Foram muitos os relatos obtidos pelo grupo de pesquisa ao longo do desenvolvimento do curso. Para eles, o que mais espantou foi a comunicação brutal que alguns profissionais de saúde desenvolviam em seus locais de trabalho. Desse modo, eles acreditam que o curso é um alarme para que esses profissionais se enxerguem enquanto agentes políticos de mudança. 

Ativismo político

“Assim como não basta não ser racista é preciso ser antirracista, na saúde é a mesma maneira. Não basta apenas apenas não reproduzir estigmas, é também preciso interrompê-los de forma coletiva”, é assim que o grupo pensa a atuação do projeto.

O Conbran neste ano trouxe rodas de conversa e debates pertinentes para o desenvolvimento de pesquisas que se relacionem com diversidade e inclusão. Com palestrantes compostos de pessoas trans, negras e com deficiência (PCDs), o grupo acredita que é possível estabelecer uma alimentação e, sobretudo, uma atenção humanizada para com pessoas em um nível de massa corpórea elevado.

O curso faz parte de um projeto mais amplo da FSP coordenado pela professora Patrícia Jaime, intitulado Apoio e análise para a implementação das ações na atenção básica da linha de cuidado para sobrepeso e obesidade nos municípios do Grande ABC paulista, que recebe financiamento do CNPq.

Atualmente o curso está em estágio final após passar por um processo de avaliação.
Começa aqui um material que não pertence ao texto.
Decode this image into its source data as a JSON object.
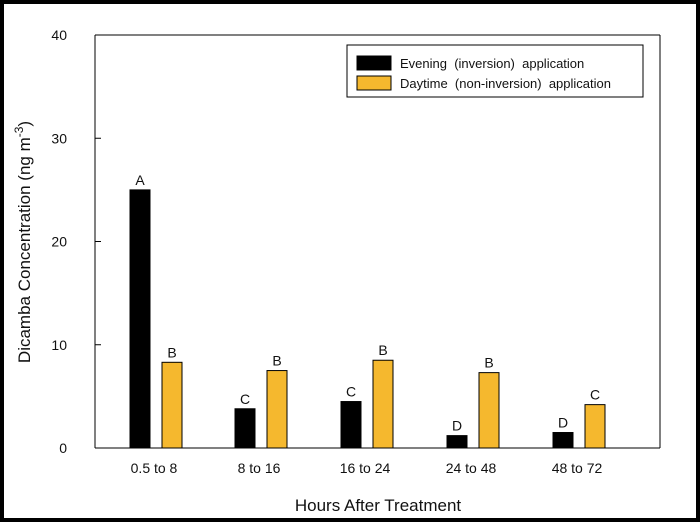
{
  "chart_data": {
    "type": "bar",
    "xlabel": "Hours After Treatment",
    "ylabel": "Dicamba Concentration (ng m-3)",
    "ylabel_main": "Dicamba Concentration (ng m",
    "ylabel_sup": "-3",
    "ylabel_close": ")",
    "ylim": [
      0,
      40
    ],
    "yticks": [
      0,
      10,
      20,
      30,
      40
    ],
    "categories": [
      "0.5 to 8",
      "8 to 16",
      "16 to 24",
      "24 to 48",
      "48 to 72"
    ],
    "series": [
      {
        "name": "Evening  (inversion)  application",
        "color": "#000000",
        "values": [
          25.0,
          3.8,
          4.5,
          1.2,
          1.5
        ],
        "labels": [
          "A",
          "C",
          "C",
          "D",
          "D"
        ]
      },
      {
        "name": "Daytime  (non-inversion)  application",
        "color": "#f5b82e",
        "values": [
          8.3,
          7.5,
          8.5,
          7.3,
          4.2
        ],
        "labels": [
          "B",
          "B",
          "B",
          "B",
          "C"
        ]
      }
    ],
    "legend_position": "top-right",
    "grid": false
  }
}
O projeto piloto foi testado por 15 profissionais de saúde do SUS. Ao final do curso, as respostas se baseavam no quanto o material foi proveitoso para refletir os impactos que os estigmas em relação ao peso corporal poderiam causar na saúde das pessoas medicamente classificadas como obesas.

Isso demonstra o quanto o material que trouxe a perspectiva do ativismo gordo, segundo os desenvolvedores, não apresenta a obesidade como a causa da estigmatização. “São as pessoas que estigmatizam. Por isso, o nosso compromisso é com a justiça social de forma ampla. Precisamos falar disso nas universidades, nos locais de trabalho, nas instituições, na família, e mostrar que é possível sim normalizar todos os tipos de corpos”, pontuam.